Игрок Фемиды (Лимова) - страница 149

А я расхохоталась. Сидела на полу и смеялась, пытаясь трясущимися пальцами пытаясь зажать себе рот, чтобы прекратить этот надрывный, незнакомый, грубый смех. Помогло. Перешло в проклятия. Разум полыхал, грозя провалить весь мир в темноту. Как полыхало все внутри. Если есть ад после смерти, то я уже в нем. Руки странно подергивались, а окружающее смазывалось. Наверное, из-за слез. А может потому, что сгорающий мир внутри меня неумолимо рушился и тело безжалостно резали осколки такого уже далёкого и утопичного будущего, оставив злое, холодное, безжалостное настоящее в котором уже наступил апокалипсис. Эти слова… я прежде не думала, что можно ощущать такую боль, чтобы было физически ощутимо. Лучше бы Вадик меня еще раз избил. Да лучше бы даже оттрахал, чем это все. Я бы пережила. Точно бы пережила это. А это….

Услышала, что кто-то страшно кричит, как будто его режут тупым ножом. Спустя миг поняла, что это срывается с моих губ. Снова закрыла рот руками, пытаясь унять животный вой от обуявшего меня ужаса. Брызнула кровь — прокусила палец. Боль чуть отрезвила. Встала раза с пятого. Села в кресло. Взгляд в одну точку, столешницу, которую я не видела.

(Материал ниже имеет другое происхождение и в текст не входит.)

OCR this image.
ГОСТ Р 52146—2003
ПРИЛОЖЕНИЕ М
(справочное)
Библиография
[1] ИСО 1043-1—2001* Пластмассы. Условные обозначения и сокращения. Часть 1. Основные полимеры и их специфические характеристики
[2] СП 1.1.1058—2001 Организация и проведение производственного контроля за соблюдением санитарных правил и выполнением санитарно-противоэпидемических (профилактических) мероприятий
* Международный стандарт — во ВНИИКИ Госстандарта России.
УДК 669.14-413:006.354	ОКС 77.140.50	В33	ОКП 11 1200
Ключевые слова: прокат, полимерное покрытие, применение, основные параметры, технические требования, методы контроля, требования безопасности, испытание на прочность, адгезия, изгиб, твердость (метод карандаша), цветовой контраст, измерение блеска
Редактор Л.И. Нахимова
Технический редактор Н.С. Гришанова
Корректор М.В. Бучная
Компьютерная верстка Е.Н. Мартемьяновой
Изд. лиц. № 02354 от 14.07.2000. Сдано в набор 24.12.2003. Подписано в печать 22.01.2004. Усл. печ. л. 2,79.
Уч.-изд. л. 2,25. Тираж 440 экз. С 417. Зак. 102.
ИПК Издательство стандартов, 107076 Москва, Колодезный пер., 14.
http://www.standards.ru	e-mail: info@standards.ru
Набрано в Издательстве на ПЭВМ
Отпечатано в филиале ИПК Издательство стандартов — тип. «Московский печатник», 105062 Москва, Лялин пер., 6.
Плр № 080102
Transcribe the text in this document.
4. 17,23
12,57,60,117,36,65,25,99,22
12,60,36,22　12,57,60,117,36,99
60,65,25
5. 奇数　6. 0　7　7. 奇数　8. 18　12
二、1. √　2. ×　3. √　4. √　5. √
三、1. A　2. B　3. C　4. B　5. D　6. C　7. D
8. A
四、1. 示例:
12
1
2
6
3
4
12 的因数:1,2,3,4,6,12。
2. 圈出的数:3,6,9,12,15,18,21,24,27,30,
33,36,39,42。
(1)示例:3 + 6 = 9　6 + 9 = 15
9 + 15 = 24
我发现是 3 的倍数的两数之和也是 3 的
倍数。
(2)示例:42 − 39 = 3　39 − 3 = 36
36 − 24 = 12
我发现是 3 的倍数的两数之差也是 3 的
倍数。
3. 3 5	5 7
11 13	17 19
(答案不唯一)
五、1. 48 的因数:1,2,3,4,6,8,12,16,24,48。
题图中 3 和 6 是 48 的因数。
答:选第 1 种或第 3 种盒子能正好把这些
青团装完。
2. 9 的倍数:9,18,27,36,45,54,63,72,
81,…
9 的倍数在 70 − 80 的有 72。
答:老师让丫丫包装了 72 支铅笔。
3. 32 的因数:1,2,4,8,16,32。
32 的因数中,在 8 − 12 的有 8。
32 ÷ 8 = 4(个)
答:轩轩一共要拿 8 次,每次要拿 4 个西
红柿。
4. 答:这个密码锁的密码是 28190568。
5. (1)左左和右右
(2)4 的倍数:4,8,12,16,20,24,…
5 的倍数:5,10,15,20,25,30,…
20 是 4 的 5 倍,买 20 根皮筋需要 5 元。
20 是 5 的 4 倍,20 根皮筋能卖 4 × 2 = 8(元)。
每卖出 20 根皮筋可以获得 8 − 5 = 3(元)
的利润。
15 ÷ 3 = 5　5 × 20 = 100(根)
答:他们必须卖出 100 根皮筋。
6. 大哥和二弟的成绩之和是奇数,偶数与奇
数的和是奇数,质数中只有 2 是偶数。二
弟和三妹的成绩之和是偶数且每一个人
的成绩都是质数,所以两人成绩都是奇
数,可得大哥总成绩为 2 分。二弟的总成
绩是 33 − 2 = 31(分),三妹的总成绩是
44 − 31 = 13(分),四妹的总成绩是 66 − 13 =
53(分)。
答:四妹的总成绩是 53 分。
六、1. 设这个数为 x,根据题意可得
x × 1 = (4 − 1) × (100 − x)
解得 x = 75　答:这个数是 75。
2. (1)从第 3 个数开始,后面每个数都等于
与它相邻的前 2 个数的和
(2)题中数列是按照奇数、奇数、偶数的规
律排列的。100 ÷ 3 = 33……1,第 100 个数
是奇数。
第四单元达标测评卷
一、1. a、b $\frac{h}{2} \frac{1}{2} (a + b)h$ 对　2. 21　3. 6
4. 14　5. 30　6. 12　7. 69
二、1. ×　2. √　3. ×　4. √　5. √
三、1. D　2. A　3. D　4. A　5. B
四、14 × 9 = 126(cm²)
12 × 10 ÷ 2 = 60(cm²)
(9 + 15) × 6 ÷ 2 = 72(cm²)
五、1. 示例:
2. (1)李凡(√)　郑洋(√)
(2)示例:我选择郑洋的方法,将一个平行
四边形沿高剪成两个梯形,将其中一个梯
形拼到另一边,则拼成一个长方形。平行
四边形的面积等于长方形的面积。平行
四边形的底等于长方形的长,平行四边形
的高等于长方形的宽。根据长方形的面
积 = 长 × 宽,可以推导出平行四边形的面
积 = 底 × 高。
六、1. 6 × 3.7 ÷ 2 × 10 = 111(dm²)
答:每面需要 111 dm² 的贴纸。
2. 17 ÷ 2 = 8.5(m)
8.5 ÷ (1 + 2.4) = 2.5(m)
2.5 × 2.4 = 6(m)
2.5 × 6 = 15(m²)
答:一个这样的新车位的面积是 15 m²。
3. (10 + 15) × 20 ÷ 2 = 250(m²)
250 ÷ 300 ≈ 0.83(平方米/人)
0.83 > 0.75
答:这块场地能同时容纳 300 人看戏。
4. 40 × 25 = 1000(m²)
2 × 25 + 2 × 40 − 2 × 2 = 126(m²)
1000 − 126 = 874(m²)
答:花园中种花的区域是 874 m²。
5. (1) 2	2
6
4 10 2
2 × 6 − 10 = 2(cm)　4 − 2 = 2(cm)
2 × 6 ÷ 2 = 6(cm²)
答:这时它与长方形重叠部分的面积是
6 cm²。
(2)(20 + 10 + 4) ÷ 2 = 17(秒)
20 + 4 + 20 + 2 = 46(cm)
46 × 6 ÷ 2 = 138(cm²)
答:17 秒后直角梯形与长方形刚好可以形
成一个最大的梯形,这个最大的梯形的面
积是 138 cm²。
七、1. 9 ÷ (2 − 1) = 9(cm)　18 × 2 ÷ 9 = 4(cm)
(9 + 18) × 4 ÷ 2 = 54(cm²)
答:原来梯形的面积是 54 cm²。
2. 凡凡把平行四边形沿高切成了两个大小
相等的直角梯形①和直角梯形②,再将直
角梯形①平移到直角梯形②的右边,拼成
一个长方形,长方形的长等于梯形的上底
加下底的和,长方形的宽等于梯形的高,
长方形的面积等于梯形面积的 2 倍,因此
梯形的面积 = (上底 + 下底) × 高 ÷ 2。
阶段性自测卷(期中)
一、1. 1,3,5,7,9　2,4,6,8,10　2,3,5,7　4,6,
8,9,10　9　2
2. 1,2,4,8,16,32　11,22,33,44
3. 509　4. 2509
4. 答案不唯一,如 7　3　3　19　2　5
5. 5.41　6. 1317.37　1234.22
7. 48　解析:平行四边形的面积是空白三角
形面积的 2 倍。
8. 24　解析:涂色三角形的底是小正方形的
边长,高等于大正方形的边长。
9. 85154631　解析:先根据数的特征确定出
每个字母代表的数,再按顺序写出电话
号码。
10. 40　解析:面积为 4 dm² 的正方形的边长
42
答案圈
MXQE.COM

Самое страшное, что время на этом моменте не остановилось. Что никто не ощутил, не понял, что меня уже нет. Время продолжало идти вперед, намекая, на то что миру похуй, что я сломалась. Жалко, быстро, непоправимо. Трясущимися пальца снова включила запись.

Нет. Не стало хуже. Стало настолько кошмарнее, что слова нет, чтобы описать. Он говорил об этом так спокойно. Так, сука, спокойно. Планировал он… Тварь. Двенадцать лет… Двенадцать. Лет. Химия. Год восстанавливаться.

«Прикинь, залетит?»

А прикинь, сука, залетела. Я зло рассмеялась, с силой ударив кулаком по столу.

«Выносить не сможет, не то, что родить».

Расплакалась.

Как-то надрывно, жалко, с сильными всхлипами, сотрясающими грудную клетку и весь мой сломленный внутренний мир, лежащий в догорающих руинах.

Сжалась на сидении, обхватила руками трясущиеся плечи. Не знаю почему с моих помертвевших губ сорвалось: «мама». Никогда ее не вспоминала. Да и вообще плохо помнила. Не знаю.

Ключи звякнули в двери, когда я уже ополовинила бутылку дорогого шотландского виски и просмотрела запись столько раз, что знала, каждое слово. Поставила на паузу. Как раз в месте, где он должен был произнести «диазепам, кайф снять».

Антон недолго провозился. Вошел на кухню и радостная улыбка при моем злорадном оскале померкла. Он нахмурился, прислонился плечом к стене, оценивающе глядя мне в лицо. Взгляд быстро, почти не задержавшись, скользнул по бутылке на подлокотнике моего кресла, по горлышку которой постукивали мои наращенные ногти. Хотела завтра на коррекцию записаться, надо бы не забыть. Я хмуро осмотрела отросшие дуги собственных ногтей над черным гель лаком.